A Entrevista abaixo é uma transcrição de trinta minutos dos noventa nos quais Maria Luiza Paulino nos relata experiências de vida na década de 1970, quando conhece Clarice Lispector, e compõe as narrativas do famoso La Fiorentina, em Copacabana. Para conhecer as deliciosas histórias, compostas ainda por Fernando Sabino dentre outros ícones da intelectualidade brasileira, confira a entrevista na íntegra.

Renato – Wellington, conta pra gente, como você conheceu a Maria Luiza?

Wellington – Bom, o meu contato com a Maria Luiza se dá porque moro aqui no Camorim e a mãe dela já mora aqui no meu condomínio há bastante tempo. A mãe dela tem 93 anos e é muito amiga nossa. A minha esposa trabalha com refeições e a Dona Maria era nossa cliente de todos os dias. Maria Luiza não morava aqui, morava no Flamengo, e eu já sabia que Dona Maria tinha uma filha, embora não tivesse muito contato em função da distância. Atualmente, ela mora aqui no condomínio e, como tenho um laço de amizade muito forte com a mãe dela, acabei me aproximando da Maria Luiza. Na medida do possível, com essa pandemia, eu procuro ajudar a mãe dela. Estou sempre aqui. Eu moro no quarto andar e estou aqui agora na casa dela, no terceiro, e o relacionamento se dá por sermos sempre muito próximos e pude estreitar os laços de amizade com a Maria Luiza.
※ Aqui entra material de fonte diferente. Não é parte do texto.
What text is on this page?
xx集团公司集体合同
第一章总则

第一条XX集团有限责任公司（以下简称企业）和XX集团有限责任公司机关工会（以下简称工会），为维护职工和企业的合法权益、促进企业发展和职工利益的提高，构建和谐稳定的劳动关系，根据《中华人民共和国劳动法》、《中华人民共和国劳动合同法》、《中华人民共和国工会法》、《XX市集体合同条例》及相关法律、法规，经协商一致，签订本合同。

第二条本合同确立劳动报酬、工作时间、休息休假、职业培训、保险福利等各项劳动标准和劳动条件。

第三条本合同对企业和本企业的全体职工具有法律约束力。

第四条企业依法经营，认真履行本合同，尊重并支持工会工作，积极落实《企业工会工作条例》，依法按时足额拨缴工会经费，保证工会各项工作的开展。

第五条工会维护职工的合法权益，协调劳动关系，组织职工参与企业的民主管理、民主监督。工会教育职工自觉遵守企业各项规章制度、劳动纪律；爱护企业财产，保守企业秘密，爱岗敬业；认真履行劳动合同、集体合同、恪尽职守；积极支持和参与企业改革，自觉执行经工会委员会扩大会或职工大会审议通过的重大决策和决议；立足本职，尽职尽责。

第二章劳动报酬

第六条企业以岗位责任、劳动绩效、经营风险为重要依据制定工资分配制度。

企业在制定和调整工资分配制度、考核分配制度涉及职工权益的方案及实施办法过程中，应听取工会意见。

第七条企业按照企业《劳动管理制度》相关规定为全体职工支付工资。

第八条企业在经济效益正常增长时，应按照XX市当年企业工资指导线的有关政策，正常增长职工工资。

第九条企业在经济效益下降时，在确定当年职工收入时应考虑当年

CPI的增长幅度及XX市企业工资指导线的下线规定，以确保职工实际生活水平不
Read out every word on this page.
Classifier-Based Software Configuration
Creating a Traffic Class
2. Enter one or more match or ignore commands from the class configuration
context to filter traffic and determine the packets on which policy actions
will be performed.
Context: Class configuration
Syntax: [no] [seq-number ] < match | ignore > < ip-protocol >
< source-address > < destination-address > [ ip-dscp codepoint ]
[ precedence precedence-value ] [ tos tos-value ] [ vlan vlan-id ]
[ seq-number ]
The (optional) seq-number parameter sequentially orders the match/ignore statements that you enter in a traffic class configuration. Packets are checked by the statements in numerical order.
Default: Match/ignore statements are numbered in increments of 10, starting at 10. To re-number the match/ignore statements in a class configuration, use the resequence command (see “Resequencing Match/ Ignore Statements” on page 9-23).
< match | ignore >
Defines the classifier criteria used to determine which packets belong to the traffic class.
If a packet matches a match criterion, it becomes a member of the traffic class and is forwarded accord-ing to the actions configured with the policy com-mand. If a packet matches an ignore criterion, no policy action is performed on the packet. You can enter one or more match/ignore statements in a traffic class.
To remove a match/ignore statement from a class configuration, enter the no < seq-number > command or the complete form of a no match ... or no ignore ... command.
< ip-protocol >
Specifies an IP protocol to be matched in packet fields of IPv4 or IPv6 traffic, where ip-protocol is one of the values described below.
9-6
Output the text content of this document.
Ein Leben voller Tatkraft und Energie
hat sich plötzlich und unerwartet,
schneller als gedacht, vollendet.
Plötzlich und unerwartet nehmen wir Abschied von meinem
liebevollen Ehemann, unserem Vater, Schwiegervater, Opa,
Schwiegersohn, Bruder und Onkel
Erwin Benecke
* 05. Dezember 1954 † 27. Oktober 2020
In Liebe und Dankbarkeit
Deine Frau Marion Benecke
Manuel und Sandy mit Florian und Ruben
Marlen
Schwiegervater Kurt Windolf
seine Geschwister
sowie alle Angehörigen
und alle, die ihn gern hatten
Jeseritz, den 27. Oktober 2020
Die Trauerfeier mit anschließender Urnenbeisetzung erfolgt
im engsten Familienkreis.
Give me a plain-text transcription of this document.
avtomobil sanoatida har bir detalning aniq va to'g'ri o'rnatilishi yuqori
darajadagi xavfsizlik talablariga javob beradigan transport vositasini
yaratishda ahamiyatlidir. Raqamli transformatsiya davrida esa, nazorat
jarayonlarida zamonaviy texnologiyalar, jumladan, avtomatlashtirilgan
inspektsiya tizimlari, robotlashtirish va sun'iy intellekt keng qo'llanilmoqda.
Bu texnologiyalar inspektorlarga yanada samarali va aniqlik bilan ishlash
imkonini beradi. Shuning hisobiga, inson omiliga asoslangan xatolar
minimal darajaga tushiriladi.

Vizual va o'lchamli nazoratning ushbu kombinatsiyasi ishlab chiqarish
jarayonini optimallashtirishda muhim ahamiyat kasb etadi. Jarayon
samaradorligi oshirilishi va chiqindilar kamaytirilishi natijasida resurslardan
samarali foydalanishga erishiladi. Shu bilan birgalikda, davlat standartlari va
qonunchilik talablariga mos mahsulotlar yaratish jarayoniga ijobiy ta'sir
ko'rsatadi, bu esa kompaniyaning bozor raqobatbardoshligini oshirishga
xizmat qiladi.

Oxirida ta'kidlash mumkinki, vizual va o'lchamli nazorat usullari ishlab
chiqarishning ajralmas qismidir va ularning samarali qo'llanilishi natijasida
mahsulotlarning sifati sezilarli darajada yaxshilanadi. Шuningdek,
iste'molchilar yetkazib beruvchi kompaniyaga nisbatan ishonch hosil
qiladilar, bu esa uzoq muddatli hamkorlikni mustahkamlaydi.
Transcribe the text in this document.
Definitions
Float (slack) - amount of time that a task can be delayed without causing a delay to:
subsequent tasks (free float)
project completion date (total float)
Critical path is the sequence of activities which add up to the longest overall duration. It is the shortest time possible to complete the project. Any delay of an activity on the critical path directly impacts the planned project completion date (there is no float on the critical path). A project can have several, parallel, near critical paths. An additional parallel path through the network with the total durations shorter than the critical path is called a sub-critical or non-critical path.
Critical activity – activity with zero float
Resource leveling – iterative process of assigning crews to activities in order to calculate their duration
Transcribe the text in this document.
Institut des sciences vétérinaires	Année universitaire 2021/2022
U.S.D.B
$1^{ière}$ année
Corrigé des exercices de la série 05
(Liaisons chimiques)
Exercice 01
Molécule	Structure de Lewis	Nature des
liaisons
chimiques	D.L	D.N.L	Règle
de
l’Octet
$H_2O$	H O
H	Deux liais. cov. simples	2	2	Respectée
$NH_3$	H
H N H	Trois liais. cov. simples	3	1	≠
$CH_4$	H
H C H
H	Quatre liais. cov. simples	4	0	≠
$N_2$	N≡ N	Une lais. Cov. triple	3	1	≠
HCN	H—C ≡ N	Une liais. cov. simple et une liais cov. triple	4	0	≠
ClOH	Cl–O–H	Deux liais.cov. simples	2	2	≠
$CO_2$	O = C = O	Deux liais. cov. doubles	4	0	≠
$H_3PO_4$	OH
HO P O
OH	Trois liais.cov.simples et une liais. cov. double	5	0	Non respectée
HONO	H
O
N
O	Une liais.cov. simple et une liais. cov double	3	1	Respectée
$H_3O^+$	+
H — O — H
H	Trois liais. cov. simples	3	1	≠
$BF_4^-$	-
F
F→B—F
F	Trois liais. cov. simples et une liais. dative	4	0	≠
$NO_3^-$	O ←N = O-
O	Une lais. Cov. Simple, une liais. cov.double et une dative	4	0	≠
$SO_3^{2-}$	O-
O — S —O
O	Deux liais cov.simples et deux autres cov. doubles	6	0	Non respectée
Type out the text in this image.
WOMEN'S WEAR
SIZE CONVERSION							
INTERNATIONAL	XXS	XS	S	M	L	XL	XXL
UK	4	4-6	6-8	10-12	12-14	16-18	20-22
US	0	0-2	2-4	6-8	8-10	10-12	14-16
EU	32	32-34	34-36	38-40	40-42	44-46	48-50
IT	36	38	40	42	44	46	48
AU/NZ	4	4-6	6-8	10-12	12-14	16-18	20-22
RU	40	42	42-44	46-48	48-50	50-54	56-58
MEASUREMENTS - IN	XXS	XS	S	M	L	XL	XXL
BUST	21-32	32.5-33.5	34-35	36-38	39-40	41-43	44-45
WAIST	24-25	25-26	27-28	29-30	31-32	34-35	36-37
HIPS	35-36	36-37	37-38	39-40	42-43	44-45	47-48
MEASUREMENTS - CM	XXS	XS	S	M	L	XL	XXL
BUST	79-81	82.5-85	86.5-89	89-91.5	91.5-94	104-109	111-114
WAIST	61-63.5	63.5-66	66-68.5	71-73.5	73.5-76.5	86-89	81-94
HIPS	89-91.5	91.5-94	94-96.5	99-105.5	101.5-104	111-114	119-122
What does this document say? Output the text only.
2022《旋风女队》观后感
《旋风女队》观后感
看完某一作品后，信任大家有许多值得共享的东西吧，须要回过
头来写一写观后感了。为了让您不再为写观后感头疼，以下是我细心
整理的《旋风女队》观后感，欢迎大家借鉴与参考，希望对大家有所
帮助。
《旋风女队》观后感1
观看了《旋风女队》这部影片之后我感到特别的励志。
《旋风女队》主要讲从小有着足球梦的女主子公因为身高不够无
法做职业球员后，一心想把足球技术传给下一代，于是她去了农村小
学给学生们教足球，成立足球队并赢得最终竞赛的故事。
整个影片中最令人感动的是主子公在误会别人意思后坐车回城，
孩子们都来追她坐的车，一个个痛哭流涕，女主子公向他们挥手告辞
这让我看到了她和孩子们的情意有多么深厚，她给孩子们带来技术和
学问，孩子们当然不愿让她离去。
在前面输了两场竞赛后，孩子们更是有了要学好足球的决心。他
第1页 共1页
Renato – E como que foi ver as dedicatórias da Clarice para Maria Luiza?

Wellington – Eu estava aqui na casa da Maria Luiza, conversando com a mãe dela. Eu estudo na Estácio e sou aluno dessa grande mestre que está aqui com a gente, que é a Carina, e curso uma disciplina que é produção textual II. O professor passou uma tarefa que era escrever um conto ou uma fábula, escolhi escrever uma fábula infantil. Dona Maria estava lá em casa e eu li, ela ficou encantada! Quando fui à sua casa, ela me pede que leia a narrativa para Maria Luiza, dizendo que ela iria gostar. Luiza de repente teve um estalo e me perguntou: Você gosta de Literatura? E ela vai até o quarto em êxtase e retorna com três livros da Clarice. Sendo sincero, quando ela falou que tinha livro da Clarice Lispector, que ela havia dado pra ela, de verdade, eu desdenhei. (risos). Pedi até perdão a ela.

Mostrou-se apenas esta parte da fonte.